Review: Katabasis
This is going to be a boring review. I listened to this audiobook, got to the end, found it so utterly unsatisfactory that it deleted itself from my memory.
That’s Katabasis for you.

Let’s begin: I have a soft spot for Hell. I read the Cliffs Notes for Dante’s Inferno when I was 10, then the actual work many times since I was mid-teens. Orpheus, Hades Town, you name it–I like people’s takes on Damnation.
On the whole, I find it much more reasonable than Heaven. Heaven seems boring. I’m sure I’ll come to regret those words someday.
In any case…Katabasis.
Further on the “Harold with a mayfly brain”–I have no memory of anyone recommending this book to me. It just showed-up on my Wishlist on Audible, likely from a NPR Fresh Air book recommendation. I consumed it over about a week, and it went through the full arc of (1) Neat Premise, (2) Obvious middle, (3) What’s even happening, to (4) Oh right, there needs to be an ending.
Neat Premise
In the novel, we open on the protagonist and narrator, American magical prodigy Alice Law, preparing to jump from a pentagram drawn on the floor of a room at Cambridge University to Hell/Hades to retrieve her Magick Studies Professor so he can approver her Doctoral status in magic. Just as she’s about to start the incantation, Peter Murdoch, her rival and “Golden Boy” student bursts in and insists on coming with.

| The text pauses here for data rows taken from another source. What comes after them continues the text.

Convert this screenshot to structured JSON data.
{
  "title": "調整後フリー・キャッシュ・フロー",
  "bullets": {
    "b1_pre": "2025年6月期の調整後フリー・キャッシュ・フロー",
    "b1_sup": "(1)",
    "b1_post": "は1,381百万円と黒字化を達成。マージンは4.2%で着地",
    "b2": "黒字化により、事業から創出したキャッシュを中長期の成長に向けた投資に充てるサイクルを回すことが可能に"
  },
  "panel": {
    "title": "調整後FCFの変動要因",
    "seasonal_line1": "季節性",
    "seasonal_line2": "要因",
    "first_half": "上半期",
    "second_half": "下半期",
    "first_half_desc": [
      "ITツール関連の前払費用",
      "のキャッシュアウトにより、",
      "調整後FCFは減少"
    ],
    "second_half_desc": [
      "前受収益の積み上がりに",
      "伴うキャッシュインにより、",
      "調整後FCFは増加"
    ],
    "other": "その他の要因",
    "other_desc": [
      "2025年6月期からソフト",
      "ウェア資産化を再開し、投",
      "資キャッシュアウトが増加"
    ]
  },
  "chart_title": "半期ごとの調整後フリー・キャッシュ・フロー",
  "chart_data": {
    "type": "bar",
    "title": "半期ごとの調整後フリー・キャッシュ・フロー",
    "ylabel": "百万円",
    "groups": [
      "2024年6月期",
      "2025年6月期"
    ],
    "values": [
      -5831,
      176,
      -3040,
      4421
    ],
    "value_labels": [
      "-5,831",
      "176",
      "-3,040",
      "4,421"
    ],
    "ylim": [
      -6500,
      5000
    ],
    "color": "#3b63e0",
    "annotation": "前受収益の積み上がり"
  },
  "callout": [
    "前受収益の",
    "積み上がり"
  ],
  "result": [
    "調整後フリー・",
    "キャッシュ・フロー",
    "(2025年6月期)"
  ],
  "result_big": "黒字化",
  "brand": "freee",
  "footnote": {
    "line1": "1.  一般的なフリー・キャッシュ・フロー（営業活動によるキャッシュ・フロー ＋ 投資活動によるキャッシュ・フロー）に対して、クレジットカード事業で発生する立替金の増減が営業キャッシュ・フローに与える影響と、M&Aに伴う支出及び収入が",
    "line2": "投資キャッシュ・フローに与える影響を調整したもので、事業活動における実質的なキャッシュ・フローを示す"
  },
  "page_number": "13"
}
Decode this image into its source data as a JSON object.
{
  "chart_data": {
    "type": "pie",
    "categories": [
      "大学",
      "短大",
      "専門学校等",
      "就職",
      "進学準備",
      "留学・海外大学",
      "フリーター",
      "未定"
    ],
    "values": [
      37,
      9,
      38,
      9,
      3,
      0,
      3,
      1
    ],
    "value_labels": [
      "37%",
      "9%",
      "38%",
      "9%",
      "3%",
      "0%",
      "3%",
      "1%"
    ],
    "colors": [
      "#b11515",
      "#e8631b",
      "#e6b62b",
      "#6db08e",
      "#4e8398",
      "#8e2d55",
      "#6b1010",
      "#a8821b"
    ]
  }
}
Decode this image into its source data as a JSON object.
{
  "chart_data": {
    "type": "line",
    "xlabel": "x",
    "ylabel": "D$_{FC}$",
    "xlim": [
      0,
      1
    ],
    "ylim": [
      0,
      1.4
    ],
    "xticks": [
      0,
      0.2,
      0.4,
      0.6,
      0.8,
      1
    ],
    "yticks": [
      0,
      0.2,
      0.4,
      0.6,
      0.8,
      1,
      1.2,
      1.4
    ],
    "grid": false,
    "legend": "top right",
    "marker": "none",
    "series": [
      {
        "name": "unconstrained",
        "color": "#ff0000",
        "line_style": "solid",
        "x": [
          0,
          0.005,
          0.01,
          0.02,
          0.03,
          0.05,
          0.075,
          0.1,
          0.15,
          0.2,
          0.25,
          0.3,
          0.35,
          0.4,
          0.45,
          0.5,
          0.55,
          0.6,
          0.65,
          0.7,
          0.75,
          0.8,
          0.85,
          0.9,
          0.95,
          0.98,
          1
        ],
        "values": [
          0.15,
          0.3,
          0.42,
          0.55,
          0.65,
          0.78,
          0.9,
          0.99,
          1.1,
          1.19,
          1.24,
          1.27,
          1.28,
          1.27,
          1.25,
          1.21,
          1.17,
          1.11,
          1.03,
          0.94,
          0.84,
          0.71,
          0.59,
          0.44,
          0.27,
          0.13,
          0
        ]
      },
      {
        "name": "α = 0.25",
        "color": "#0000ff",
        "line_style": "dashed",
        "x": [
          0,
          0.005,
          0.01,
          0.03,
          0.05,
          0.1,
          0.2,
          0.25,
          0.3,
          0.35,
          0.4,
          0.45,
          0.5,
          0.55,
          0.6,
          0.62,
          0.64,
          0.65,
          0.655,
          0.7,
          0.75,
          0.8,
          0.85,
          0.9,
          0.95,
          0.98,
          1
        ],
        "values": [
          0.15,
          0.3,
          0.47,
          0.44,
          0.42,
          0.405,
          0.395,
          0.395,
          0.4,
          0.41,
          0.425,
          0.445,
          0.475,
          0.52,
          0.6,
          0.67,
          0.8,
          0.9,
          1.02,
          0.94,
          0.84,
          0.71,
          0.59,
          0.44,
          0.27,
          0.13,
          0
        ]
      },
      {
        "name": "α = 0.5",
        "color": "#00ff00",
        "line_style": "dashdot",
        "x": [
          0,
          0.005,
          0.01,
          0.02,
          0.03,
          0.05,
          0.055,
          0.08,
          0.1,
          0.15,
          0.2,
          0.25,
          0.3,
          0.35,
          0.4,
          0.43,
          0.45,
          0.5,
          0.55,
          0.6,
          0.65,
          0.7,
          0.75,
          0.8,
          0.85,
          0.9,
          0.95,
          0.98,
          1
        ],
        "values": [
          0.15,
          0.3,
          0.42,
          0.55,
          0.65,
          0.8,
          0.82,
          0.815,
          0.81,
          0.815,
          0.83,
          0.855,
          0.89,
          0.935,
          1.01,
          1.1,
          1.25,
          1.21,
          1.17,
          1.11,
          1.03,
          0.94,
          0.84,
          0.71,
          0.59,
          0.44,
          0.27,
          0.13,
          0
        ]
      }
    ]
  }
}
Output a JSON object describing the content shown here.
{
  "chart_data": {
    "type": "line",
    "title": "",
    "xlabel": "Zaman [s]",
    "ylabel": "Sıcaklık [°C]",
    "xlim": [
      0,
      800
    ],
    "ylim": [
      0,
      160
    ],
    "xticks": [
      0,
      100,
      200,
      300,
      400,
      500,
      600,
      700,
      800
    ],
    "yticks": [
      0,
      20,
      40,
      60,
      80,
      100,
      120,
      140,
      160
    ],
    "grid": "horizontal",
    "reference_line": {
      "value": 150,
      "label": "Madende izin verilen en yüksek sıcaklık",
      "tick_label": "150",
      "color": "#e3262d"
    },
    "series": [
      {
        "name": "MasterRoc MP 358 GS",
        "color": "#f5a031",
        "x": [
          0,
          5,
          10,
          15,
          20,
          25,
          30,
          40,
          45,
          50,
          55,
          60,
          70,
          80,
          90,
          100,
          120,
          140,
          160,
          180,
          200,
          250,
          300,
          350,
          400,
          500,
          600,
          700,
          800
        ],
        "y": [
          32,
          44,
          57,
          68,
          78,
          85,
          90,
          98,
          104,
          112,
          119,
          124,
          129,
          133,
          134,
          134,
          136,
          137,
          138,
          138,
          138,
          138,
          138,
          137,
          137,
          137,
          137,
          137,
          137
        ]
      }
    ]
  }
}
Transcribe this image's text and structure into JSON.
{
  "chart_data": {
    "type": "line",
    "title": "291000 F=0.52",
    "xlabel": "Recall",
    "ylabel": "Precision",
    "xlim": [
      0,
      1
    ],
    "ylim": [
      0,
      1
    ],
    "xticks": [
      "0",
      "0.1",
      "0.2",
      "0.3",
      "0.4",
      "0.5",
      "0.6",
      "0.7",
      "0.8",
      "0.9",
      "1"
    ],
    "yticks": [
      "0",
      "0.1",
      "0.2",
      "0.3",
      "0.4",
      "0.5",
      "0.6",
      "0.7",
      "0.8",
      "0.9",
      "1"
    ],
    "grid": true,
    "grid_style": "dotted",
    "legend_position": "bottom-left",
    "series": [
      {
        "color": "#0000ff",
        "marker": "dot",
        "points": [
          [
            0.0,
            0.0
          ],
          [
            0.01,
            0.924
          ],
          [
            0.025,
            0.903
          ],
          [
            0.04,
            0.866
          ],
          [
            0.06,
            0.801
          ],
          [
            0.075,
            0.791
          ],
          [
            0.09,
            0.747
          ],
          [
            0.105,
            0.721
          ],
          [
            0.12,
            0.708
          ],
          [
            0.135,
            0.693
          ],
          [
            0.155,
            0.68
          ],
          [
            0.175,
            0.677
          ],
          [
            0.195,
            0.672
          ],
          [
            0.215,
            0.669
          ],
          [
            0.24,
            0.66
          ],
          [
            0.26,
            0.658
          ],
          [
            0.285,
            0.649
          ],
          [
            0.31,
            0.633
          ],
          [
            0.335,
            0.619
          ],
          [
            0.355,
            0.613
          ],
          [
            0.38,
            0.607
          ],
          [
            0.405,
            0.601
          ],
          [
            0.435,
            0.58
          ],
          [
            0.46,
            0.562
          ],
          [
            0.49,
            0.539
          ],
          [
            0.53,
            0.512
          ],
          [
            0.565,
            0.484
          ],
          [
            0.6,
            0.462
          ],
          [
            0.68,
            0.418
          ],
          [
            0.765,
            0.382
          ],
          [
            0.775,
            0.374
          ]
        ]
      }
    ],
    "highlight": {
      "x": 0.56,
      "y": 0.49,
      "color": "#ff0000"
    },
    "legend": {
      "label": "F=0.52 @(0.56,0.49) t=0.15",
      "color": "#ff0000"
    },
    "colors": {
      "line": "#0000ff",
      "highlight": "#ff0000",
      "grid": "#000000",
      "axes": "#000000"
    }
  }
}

The price to go to hell? Just half your remaining lifespan, assuming you ever get back out in the first place.
Oh well. They’re 22 and figure 30 years of their remaining lifespan is fine. They decide to make a soiree of it, and go together.
Obvious middle
Once in Hell, they enter the first canto, Limbo and it’s not so bad. They encounter some familiar characters the way Dante would’ve. Various “levels” match Dante’s experience: Lust, Greed, Wrath, etc. Some have some novel representations and inhabitants.
For those who’ve read Dante, it’s interesting but not as zesty.
What’s even happening?
So where things veer is when the main internal and external conflicts are introduced. Initially the rivalry between Peter and Eve takes the stage, but then an “evil” set of magicians in hell becomes the boogeyman, the “Terminator”-style pursuers that hound our protagonists.
Things really fall off the wheels, and honestly I wonder if the author is trying to make us feel what it’s like to be listless in Hell itself. Because I just about put the book down.
Oh right, an ending
So Eve reaches the city of hell, Dis, gets tempted, breaks free, meets umm…Satan, I guess? It’s rushed, narrative threads get tied up.
Summary Review
Overall, Katabasis is like alot of Fantasy/Sci Fi I’ve been reading lately. It sets-up a terrific premise, and then the characters just don’t feel real. The book spends hours of en medias res flashbacks explaining just WHY two super-bright magicians are obsessed with going to Hell to retrieve a guy they both hate.
Ultimately it rings hollow and I wish I had the hours I spent listening back. There are some novel ideas here but they don’t go anywhere for me. I can’t recommend Katabasis, at all.